Perubahan Kebijakan dan Solusi yang Muncul
Untuk mengatasi hal ini, perubahan kebijakan sedang diusulkan. Klinik Hukum dan Kebijakan Pangan di Harvard Law School telah mengidentifikasi lebih dari selusin kebijakan yang dapat digunakan untuk meningkatkan pendidikan nutrisi medis. Salah satu idenya adalah mewajibkan kursus nutrisi bagi dokter yang bekerja dalam sistem Urusan Veteran (VA) atau memasukkan pertanyaan nutrisi dalam ujian dewan medis, sehingga memaksa sekolah untuk memprioritaskan mata pelajaran tersebut.
Resolusi AMA baru-baru ini merupakan langkah ke arah yang benar, dengan menyerukan rumah sakit untuk:
- Berikan pilihan makanan yang beragam dan sehat, termasuk makanan nabati dengan sedikit lemak jenuh dan lemak trans, natrium, dan gula tambahan.
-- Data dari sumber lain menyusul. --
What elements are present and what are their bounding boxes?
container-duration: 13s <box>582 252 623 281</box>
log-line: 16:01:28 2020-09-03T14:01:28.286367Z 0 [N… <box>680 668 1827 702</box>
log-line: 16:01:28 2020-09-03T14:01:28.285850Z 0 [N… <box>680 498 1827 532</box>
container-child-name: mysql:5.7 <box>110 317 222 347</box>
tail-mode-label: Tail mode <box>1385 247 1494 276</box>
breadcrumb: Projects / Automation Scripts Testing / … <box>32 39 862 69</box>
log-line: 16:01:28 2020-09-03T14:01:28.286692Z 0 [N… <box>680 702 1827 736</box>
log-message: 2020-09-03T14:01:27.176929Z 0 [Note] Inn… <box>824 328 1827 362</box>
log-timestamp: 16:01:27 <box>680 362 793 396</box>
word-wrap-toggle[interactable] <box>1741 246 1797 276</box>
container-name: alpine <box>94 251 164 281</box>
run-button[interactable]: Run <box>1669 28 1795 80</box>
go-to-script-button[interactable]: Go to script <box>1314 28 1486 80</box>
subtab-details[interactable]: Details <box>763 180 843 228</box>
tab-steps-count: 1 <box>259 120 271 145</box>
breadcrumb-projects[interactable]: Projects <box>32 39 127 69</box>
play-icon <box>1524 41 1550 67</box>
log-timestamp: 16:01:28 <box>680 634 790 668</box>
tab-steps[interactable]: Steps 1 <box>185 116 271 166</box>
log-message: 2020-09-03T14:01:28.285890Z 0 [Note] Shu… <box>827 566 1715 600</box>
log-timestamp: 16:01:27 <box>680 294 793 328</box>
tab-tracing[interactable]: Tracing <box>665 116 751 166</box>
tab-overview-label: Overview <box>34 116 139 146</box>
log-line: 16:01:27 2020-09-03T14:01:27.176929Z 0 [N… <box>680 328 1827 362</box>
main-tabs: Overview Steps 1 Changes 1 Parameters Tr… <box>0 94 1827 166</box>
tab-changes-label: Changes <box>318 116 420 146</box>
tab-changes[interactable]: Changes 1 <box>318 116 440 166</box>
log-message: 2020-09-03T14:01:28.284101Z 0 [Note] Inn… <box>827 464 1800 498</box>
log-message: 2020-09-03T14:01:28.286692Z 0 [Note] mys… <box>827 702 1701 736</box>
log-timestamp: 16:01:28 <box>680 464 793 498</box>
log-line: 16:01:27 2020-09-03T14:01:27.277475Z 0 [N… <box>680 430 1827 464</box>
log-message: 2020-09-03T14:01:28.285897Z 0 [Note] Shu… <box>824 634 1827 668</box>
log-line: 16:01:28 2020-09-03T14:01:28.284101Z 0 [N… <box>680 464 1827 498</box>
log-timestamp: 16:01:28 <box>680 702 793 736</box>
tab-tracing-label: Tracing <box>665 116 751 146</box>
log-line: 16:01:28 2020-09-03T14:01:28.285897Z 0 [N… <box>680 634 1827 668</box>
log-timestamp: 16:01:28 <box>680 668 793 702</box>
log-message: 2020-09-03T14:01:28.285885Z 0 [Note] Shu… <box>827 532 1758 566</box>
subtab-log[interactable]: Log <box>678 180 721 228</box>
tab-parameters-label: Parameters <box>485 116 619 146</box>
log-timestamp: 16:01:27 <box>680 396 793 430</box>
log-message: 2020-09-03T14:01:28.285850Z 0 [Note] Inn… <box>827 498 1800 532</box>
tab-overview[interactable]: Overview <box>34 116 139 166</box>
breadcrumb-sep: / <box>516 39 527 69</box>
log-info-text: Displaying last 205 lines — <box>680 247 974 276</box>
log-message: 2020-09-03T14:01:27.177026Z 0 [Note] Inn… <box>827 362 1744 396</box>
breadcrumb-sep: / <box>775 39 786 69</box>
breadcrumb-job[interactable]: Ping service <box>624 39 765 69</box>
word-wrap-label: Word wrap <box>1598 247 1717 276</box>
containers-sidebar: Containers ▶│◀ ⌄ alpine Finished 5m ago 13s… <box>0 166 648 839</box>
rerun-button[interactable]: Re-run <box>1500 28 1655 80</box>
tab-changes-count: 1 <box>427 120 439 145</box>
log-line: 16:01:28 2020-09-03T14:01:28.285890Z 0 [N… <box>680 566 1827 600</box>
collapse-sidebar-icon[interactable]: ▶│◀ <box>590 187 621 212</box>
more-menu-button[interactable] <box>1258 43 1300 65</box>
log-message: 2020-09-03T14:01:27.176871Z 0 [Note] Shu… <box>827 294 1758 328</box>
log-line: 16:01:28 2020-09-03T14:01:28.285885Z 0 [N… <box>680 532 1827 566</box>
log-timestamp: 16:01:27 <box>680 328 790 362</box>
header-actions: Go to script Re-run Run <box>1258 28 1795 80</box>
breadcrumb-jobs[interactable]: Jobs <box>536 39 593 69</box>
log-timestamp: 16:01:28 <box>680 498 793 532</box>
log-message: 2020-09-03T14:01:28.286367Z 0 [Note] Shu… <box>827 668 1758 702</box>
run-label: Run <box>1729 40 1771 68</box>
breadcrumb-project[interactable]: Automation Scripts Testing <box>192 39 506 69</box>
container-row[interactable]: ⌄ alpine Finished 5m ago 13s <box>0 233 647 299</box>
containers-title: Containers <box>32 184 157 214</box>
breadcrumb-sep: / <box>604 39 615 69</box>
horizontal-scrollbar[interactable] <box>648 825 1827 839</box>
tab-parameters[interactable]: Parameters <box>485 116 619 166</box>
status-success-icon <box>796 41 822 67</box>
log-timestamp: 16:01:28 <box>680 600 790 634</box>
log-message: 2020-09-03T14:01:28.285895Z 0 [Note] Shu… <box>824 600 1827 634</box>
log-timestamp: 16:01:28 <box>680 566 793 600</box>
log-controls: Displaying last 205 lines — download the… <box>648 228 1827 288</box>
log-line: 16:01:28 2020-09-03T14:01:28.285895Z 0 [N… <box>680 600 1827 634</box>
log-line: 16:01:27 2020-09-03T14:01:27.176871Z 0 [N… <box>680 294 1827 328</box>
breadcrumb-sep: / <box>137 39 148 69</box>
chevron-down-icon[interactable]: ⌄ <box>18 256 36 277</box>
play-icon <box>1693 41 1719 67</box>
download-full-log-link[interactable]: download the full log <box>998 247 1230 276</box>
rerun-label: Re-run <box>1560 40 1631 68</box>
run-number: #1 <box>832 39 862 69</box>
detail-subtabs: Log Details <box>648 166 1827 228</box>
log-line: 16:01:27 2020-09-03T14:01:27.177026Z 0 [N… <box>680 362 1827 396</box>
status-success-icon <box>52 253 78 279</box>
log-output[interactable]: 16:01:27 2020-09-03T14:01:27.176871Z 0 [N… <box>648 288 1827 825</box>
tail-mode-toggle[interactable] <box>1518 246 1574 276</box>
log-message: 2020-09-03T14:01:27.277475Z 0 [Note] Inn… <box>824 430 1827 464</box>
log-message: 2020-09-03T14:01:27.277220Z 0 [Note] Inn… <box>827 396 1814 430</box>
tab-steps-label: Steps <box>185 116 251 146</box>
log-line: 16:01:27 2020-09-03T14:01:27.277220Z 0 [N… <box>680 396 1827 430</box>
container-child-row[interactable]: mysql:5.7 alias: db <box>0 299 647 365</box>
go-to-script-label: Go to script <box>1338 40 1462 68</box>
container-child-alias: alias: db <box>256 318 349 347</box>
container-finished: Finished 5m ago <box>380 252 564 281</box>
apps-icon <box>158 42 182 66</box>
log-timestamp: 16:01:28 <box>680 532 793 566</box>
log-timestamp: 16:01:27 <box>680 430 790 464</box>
- Hilangkan daging olahan dari menu.
- Promosikan minuman sehat.
Rumah Sakit Memimpin Biaya
California telah mewajibkan ketersediaan makanan nabati di rumah sakit, dan beberapa institusi—termasuk di Gainesville (FL), Bronx, Manhattan, Denver, dan Tampa (FL)—kini menawarkan 100% menu nabati dengan materi edukasi untuk pasien.
Menu-menu ini menyajikan hidangan seperti lentil bolognese, orak-arik kembang kol, ragu jamur, dan sup kacang putih, yang membuktikan bahwa makanan rumah sakit yang sehat bisa bergizi dan juga menarik. Keberhasilan program ini bergantung pada advokasi dokter dan peningkatan pendidikan bagi staf dan pasien.
Pergeseran ke arah prioritas pilihan makanan nabati di rumah sakit menunjukkan semakin besarnya kesadaran akan dampak besar pola makan terhadap kesehatan. Dengan mengatasi kegagalan sistemik dalam pendidikan kedokteran dan menerapkan perubahan kebijakan, kita dapat memberdayakan dokter untuk secara efektif membimbing pasien menuju masa depan yang lebih sehat.